Okay, here's the situation:

I have two birds. One's a rescue feral who thanks to some punk wit a BB gun, can no longer fly. The other is an Old Frill who's perfectly healthy in every way.

Given that I got into pigeon keeping suddenly and unexpectedly the "coop" I have for them is adapted from a dog's crate. IE a cage that stands (roughly) four feet wide, 2.5 feet deep and 3.5 feet tall. It's got a door on one of the narrow ends I've wired shut and altered the top so the thing opens like a chest.

Obviously, this is far from ideal. I'm willing to build a proper coop, but am broke and materials co$t. 

Since I got my pigeons, i've been scrounging for scrap, and I think I have enough to build something...here's my idea based loosely on a chicken coop.

I take the door off the cage I build a "tower" sort of structure next to it. I'm thinking something 4-5 feet tall with an access point down low for the flightless feral. Inside I can have ramps and such so he can perch and get into the milk crate I intend to install (he loves the one he has already). Also I can put in a trap up high so my "flighted" bird can get some good and proper exorcize without me having to worry about the flightless making escape attempts and hurting himself. (no one told him he can't fly)

My question is this: What is the minimum length and width required for a pigeon to comfortably fly up 4-5 feet?


----------



## Paragon Loft (Jun 27, 2009)

Hey Wrat My Avary Is Only 3 Feet Wide And They Fly Up 4 Feet With No Probles,im Planning On Buildingind My Pens 3w X 3l X 3h That Shoul Be Ok So It Should Be Ok For Your 2 Birds.


----------



## Wrat (Jun 5, 2011)

Oh good.
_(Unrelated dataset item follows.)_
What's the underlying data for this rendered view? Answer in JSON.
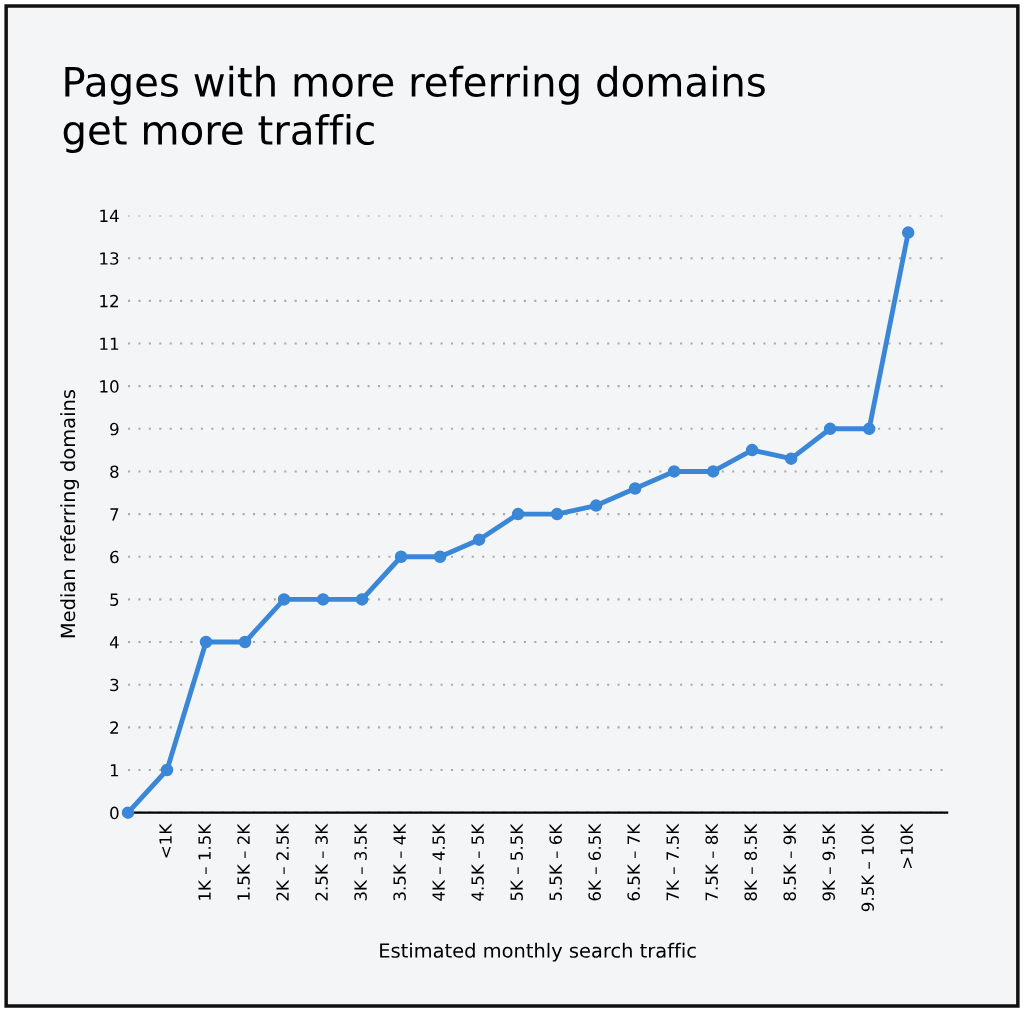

Thanks.


----------



## kcmodena (Feb 17, 2011)

well ... I am thinking - is the dog crate a wire crate or plastic with wire door? If it is a wire crate - with a strong set of plyers and hands - you would have the complete wire grate front of a nice roomy mini loft. and may be able to use the door as a door. best wishes!


----------



## Wrat (Jun 5, 2011)

The solution came to me in a dream.

In the dream, the pigeons were living in a small medieval stone tower. As of yesterday there stands in the yard a structure that is three feet wide, three feet deep and five feet tall. much of one side is a wire "door" and on another side is a 6''X7'' hole cut near the ground. Today's plan is to take one of the short sides off the wire dog crate and put the new open end up against the side with the small entry hole. Also, today I'll be putting ledges, ramps and a nest box into the tower, as well as installing a trap for my flying bird.

It's part chicken coop, part pigeon loft. It came from a dream, and looks low-tech Borg.


----------